Ne olursa olsun yerindeki binayı yıkıp arsa elde etme yaklaşımı o kadar baskın bir halde ki, hükümetin kentsel dönüşüm programı çok sayıda şehirde aynı anda yapılan yıkım törenleriyle başladı biliyorsunuz.
Yani işleyiş, ‘dönüşüm’ eşittir ‘yıkım’ şeklinde ilerliyor.
Peki ama bu yolla arsa arzı biraz zor değil mi, diye sorabilirsiniz.
Normal koşullar altında zor elbette. Yani şehrin etrafında yeterli arsa arzı varsa, şehrin içindeki eciş bücüş binaların altında uzayıp giden 100-150 metrekarelik parsellerin peşine kimse düşmüyor.
Şimdi değişen iki şey var İstanbul için.
İlk olarak, şehrin içinde büyük ölçekli konut üretimine yeterli arsa yok. Merkezde arsanın konut üretim maliyeti içindeki payı çok yükselmiş durumda. Bu nedenle yatırımlar şehrin çevresine yöneldi. Bu durum, paranın hızla sıvılaşıp tulumbaya girmesini zorlaştırıyor.
Öte yandan, şehrin çevre bölgelerinde yapılan yatırımlar son zamanlarda büyük bir darboğazla karşı karşıya kaldı. Buralarda talep düzeyini çok aşan konut arzının olduğu biliniyor. Arzı aşağı çekmek yerine, metrobüs yatırımları nedeniyle bu bölgelerde talebin artmasına fazlasıyla bel bağlanmış görünüyor. Ancak bu beklentinin gerçekleşmediği açık… Batan konut şirketleri var malum.
Bu nedenlerle şehrin merkezi bölgelerindeki arsa arzını kamu gücüyle arttırmak için kollar sıvanmış bulunuyor. Acele bundan…
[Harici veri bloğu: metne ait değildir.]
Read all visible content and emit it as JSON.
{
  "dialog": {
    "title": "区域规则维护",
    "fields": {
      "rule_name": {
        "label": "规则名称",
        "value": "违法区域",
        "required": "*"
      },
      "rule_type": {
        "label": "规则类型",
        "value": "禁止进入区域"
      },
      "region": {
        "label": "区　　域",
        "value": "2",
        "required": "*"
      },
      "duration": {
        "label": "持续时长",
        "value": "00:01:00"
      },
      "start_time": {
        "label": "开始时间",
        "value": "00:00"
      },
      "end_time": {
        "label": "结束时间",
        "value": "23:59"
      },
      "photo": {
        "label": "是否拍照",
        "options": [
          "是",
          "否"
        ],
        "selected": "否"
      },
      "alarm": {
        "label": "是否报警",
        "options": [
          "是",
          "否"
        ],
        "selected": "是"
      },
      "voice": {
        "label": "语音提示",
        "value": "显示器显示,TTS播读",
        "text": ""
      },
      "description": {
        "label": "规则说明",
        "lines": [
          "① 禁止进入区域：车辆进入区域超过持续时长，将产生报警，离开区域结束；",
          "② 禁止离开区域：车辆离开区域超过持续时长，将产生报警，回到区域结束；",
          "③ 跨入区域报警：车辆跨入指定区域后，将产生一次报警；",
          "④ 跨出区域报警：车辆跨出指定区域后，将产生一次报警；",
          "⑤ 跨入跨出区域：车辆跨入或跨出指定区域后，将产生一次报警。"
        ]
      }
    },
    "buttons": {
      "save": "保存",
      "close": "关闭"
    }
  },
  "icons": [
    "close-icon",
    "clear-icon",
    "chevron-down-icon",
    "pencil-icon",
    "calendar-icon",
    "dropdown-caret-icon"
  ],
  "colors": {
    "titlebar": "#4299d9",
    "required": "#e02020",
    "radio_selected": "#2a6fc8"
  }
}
Ancak, Bakan Bayraktar’ın da belirttiği gibi, kentsel dönüşüm çarkının dönüp parayı sıvılaştırarak akıtabilmesi için, öncelikle tulumbaya biraz sıvılaştırılmış kamu parası koymak gerekiyor. Bakanlar Kurulu’nun burada kısıntıya gitmesi Bakan’ı telaşlandırmış görünüyor.
Oysa kentsel dönüşüm para akışı çerçevesinde değil de, kentteki yaşam çevrelerinde niteliğin ve standartların yükseltilmesi olarak görülse, Bakan da rahatlayacak, şapkadan tavşan çıkarma çıkaramama ikileminde kalmayacak.
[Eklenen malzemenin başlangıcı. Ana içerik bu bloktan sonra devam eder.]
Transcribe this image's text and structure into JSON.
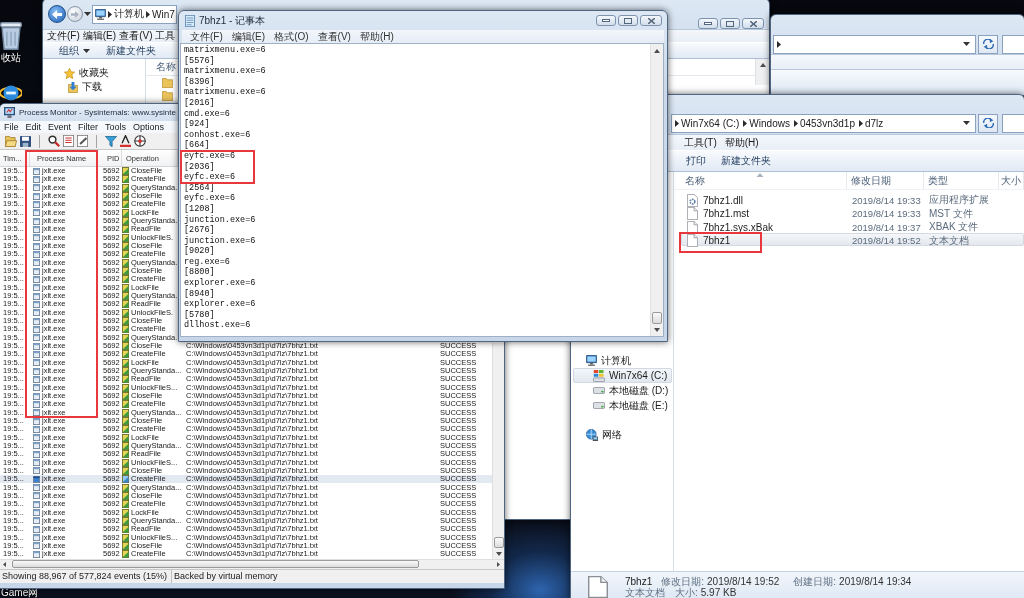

Tabii o zaman kentsel dönüşüm bir yık-yap ve arsa işi olmaktan bir ölçüde çıkıp, binaları deprem riski karşısında korunaksız hale getiren nedenlerin daha kapsamlı bir program dahilinde bertaraf edilmesine yönelecek. Bu uzun vadede daha kalıcı bir risk önleme yöntemi yaratacak kuşkusuz. Ama ekonomideki karşılığı belki yık-yap ve arsa işleri kadar olmayacak.
Belki de dönüşümle yıkımı eşitlemeyen asıl kentsel dönüşüm o zaman başlayacak.